Обшарпанный, густо увитый плющом фасад напоминал декорацию из фильма ужасов, чем он, в сущности, и был. Не хватало только молний, озаряющих угрюмые бастионы, да грома, который распугивал бы бесплотных духов, бродивших по мрачным коридорам. Впрочем, не хватало и самих духов: по коридорам сновали существа из плоти и крови, и при взгляде на них в голову невольно закрадывалась мысль, что в этом доме творятся страшные злодеяния. Увы, такая догадка имела полное право на существование. Более того, она была верна.

Джулия Драпаль была истинной звездой. Актриса, певица, примадонна балета венского императорского театра, она выступала на всех прославленных сценах Европы и принимала восторженные рукоплескания переполненных залов как должное. Джулия танцевала для монархов и глав государств всех пяти континентов, запросто беседовала с ними, а у себя на родине, в Австрии, была живой легендой.

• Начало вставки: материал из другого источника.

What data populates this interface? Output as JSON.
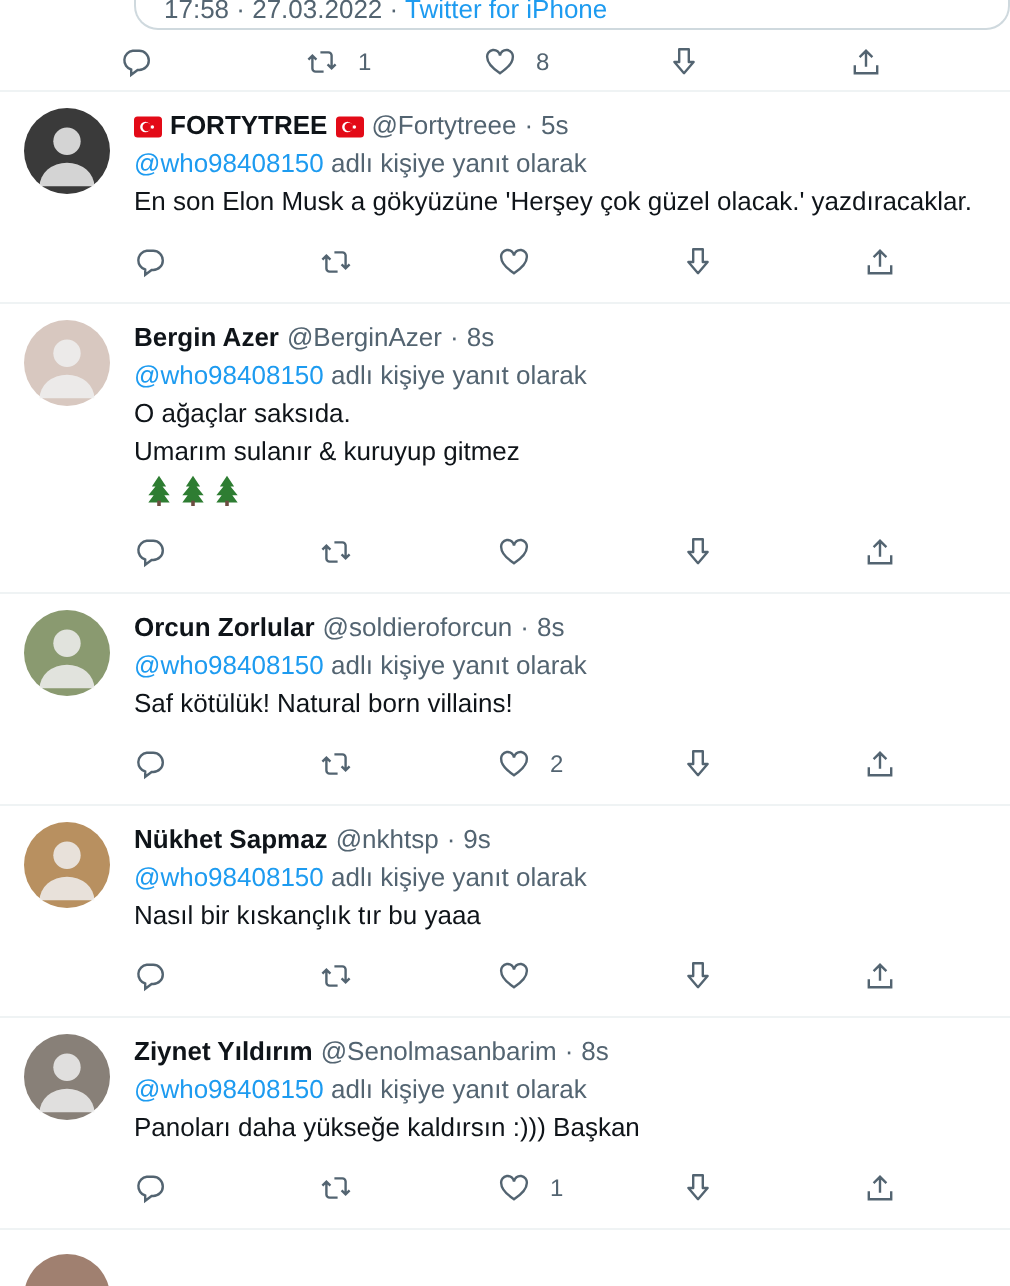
{
  "quoted_card": {
    "meta": "17:58 · 27.03.2022 ·",
    "source": "Twitter for iPhone"
  },
  "main_actions": [
    {
      "kind": "reply"
    },
    {
      "kind": "retweet",
      "count": "1"
    },
    {
      "kind": "like",
      "count": "8"
    },
    {
      "kind": "save"
    },
    {
      "kind": "share"
    }
  ],
  "replies": [
    {
      "name_parts": [
        {
          "kind": "flag"
        },
        {
          "kind": "text",
          "text": "FORTYTREE"
        },
        {
          "kind": "flag"
        }
      ],
      "handle": "@Fortytreee",
      "separator": "·",
      "time": "5s",
      "reply_to": "@who98408150",
      "reply_label": "adlı kişiye yanıt olarak",
      "lines": [
        "En son Elon Musk a gökyüzüne 'Herşey çok güzel olacak.' yazdıracaklar."
      ],
      "actions": [
        {
          "kind": "reply"
        },
        {
          "kind": "retweet"
        },
        {
          "kind": "like"
        },
        {
          "kind": "save"
        },
        {
          "kind": "share"
        }
      ]
    },
    {
      "name_parts": [
        {
          "kind": "text",
          "text": "Bergin Azer"
        }
      ],
      "handle": "@BerginAzer",
      "separator": "·",
      "time": "8s",
      "reply_to": "@who98408150",
      "reply_label": "adlı kişiye yanıt olarak",
      "lines": [
        "O ağaçlar saksıda.",
        "Umarım sulanır & kuruyup gitmez"
      ],
      "emoji": [
        {
          "kind": "tree"
        },
        {
          "kind": "tree"
        },
        {
          "kind": "tree"
        }
      ],
      "actions": [
        {
          "kind": "reply"
        },
        {
          "kind": "retweet"
        },
        {
          "kind": "like"
        },
        {
          "kind": "save"
        },
        {
          "kind": "share"
        }
      ]
    },
    {
      "name_parts": [
        {
          "kind": "text",
          "text": "Orcun Zorlular"
        }
      ],
      "handle": "@soldieroforcun",
      "separator": "·",
      "time": "8s",
      "reply_to": "@who98408150",
      "reply_label": "adlı kişiye yanıt olarak",
      "lines": [
        "Saf kötülük! Natural born villains!"
      ],
      "actions": [
        {
          "kind": "reply"
        },
        {
          "kind": "retweet"
        },
        {
          "kind": "like",
          "count": "2"
        },
        {
          "kind": "save"
        },
        {
          "kind": "share"
        }
      ]
    },
    {
      "name_parts": [
        {
          "kind": "text",
          "text": "Nükhet Sapmaz"
        }
      ],
      "handle": "@nkhtsp",
      "separator": "·",
      "time": "9s",
      "reply_to": "@who98408150",
      "reply_label": "adlı kişiye yanıt olarak",
      "lines": [
        "Nasıl bir kıskançlık tır bu yaaa"
      ],
      "actions": [
        {
          "kind": "reply"
        },
        {
          "kind": "retweet"
        },
        {
          "kind": "like"
        },
        {
          "kind": "save"
        },
        {
          "kind": "share"
        }
      ]
    },
    {
      "name_parts": [
        {
          "kind": "text",
          "text": "Ziynet Yıldırım"
        }
      ],
      "handle": "@Senolmasanbarim",
      "separator": "·",
      "time": "8s",
      "reply_to": "@who98408150",
      "reply_label": "adlı kişiye yanıt olarak",
      "lines": [
        "Panoları daha yükseğe kaldırsın :))) Başkan"
      ],
      "actions": [
        {
          "kind": "reply"
        },
        {
          "kind": "retweet"
        },
        {
          "kind": "like",
          "count": "1"
        },
        {
          "kind": "save"
        },
        {
          "kind": "share"
        }
      ]
    }
  ]
}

Но зритель капризен, а фортуна изменчива. И если в пятидесятых Джулию Драпаль обожали все, то в конце восьмидесятых уже мало кто помнил ее имя. А в феврале 1989 года жизнь некогда знаменитой певицы и балерины изменилась самым страшным и коренным образом. Уже давно исчезли лимузины с шоферами, рассеялись восторженные толпы на тротуарах, прекратились доверительные беседы с венценосными особами, закрылись двери лучших номеров в лучших гостиницах. Но, главное, не было больше искусства. Здоровье Джулии серьезно пошатнулось, и ей пришлось оставить сцену. С годами натиск недугов делался все ощутимее, и в конце концов любящий и преданный супруг был вынужден поместить Джулию в лечебницу, поскольку уже не мог самостоятельно ухаживать за ней.

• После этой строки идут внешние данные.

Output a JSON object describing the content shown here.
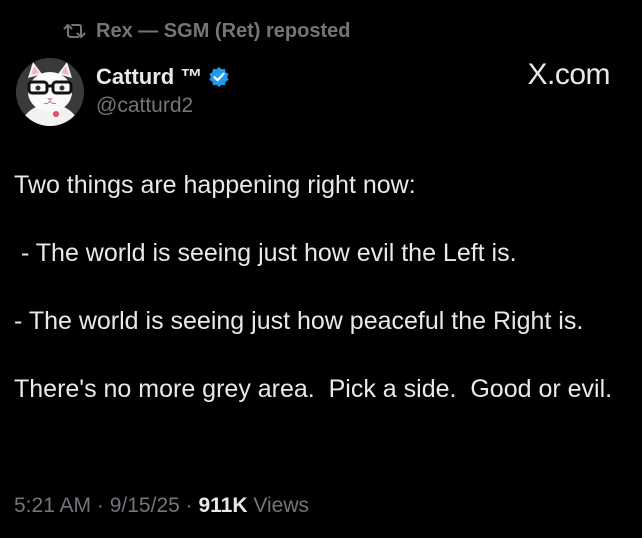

Центральная больница Лайнц располагалась в громадном здании, возведенном в 1840 году и бывшем некогда частным особняком богатого венского промышленника. В то время дом и впрямь поражал великолепием лепнины, высокими готическими окнами, дивными резными колоннами у входа и шестеркой горгулий над тяжелыми чугунными воротами. Но за полторы сотни лет эта городская усадьба пришла в упадок, окна почернели и приобрели зловещий вид, лепнина осыпалась, горгульи заржавели. Короче, при всем великолепии этого строения, было видно, что никто никогда по-настоящему не любил его и не считал своим жилищем.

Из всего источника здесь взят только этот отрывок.